The team meet for the first time. Because Ballantyne "seemed like a nice guy", Ed and Ros cheerfully throw in with the wanted man whom neither of them knows from Adam. Well, why not.

Breaking into Spy HQ is fun. Strapping a giant fan onto his back, Ed paraglides onto the roof, then sneaks down into the offices to liberate the tape. But oh no! He triggers an alarm, and lights begin to flash. Immediately the security team is on the case, with their amazing sub-machine guns that have a range of less than a foot. Ed thinks that this is all great fun, as what could be better than throwing yourself off a roof whilst being shot at? Away he sails on his parachute-thing, and delivers the tape to Ros. She's able to enhance the sound of the gunshot, thereby proving that poor Ballantyne is now dead.


Ed goes paragliding.


Why this involves a peculiar head band, I have no idea.
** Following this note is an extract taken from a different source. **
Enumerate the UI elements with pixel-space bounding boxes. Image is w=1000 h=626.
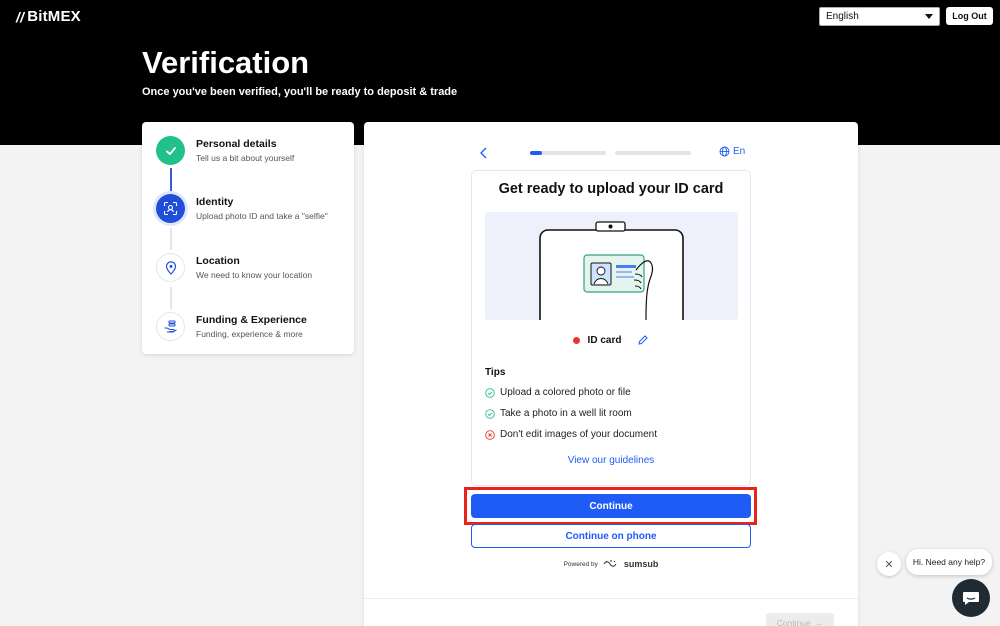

Oh no! Blue alert! Blue alert!


In a car nearby, Ros and Beckett are aghast at the blue alert. Or maybe they're not.


Ed runs away. This is pretty much the same as Ed arriving, except that he's being shot at, so his smile is bigger.


No idea, but it involves nice switches and unnecessary flashing lights, so it gets included.

Having established that Ballantyne has been killed, the gang now have to figure out why. Fortunately they're given a short cut in this, by virtue of Beckett's amazing ability to get himself kidnapped - always a handy way of getting some of the plot explained to you. SACROS, which allows control of satellite broadcasts, is a great way of getting up to naughty things, and consequently is wanted by the bad guys. Said bad guys kidnap Beckett and Ros for somewhat nonsensical reasons; but it leads to fun and games, so who's complaining. Well, Ros, but that's her lookout. Ed comes to the rescue in the nick of time, and the bad guys conveniently explode. The end.


Beckett's first kidnap. Aw. Get used to it, Beckett. It's going to be happening a lot.


Also Ros's first kidnap. She seems to enjoy it less, but then I guess it's not for everyone. Also she's in a car-crushing machine, and that generally isn't much fun unless you're Benton Fraser or Frank Hardy.


Ed speeds to the rescue. Or tries to. Ros has actually freed herself by the time he gets to her, but even if he wasn't much use, he looked cool in the process. Giant grabby claw!


Beckett's first bondage scene. Aw. Get used to it... etc. It's a bizarrely inconvenient way to tie somebody up, both for the bondager and the bondagee. Wouldn't it have been simpler to have used a chair? Note the evil Eastern European lady, this week's master criminal.


Evil Eastern European Lady decides that Beckett is no use anymore (still not entirely sure what use he was supposed to be anyway, but possibly she just fancied having him around her flat as an interesting conversation piece). Happily Ed arrives in the nick of time, and rather than just shoot them both, she runs away. Ed gives chase, because he's bullet-proof. Or a little mad, one or the other.


How many evil crooks have novelty topiary? I feel there should be a study.


Evil Eastern European Crook Lady is quite sure that escape is certain. Beckett and Ros are close behind, and Ed is whooshing about in the sky just above (in a helicopter - he didn't suddenly grow wings), but she and her confederate have SACROS and they have a fast car. What could possibly go wrong? Quite a lot, as it turns out. In a fit of over-confidence they drive right off the road, and then explode for absolutely no reason at all. Well, we've all done that occasionally. It's wretchedly inconvenient, but these things will happen.


Wheeeee! I have no idea what the sparks are from, but I suppose they might help to explain what happens next. Big emphasis on the 'might'.


Boom!


It's pretty, isn't it.


Let's just look at it again.

Then everybody goes back to Ros's place, and agrees to go into business together. Because what could be more fun than being shot at and kidnapped and nearly crushed in a car-crushing machine and stuff? Nothing, that's what. Except swords and pirates and cowboys, obviously. You didn't get many of them in London in the nineties, though. I know. I looked.

I have another nine episodes of this to go in series one alone. I can already tell that you're pleased.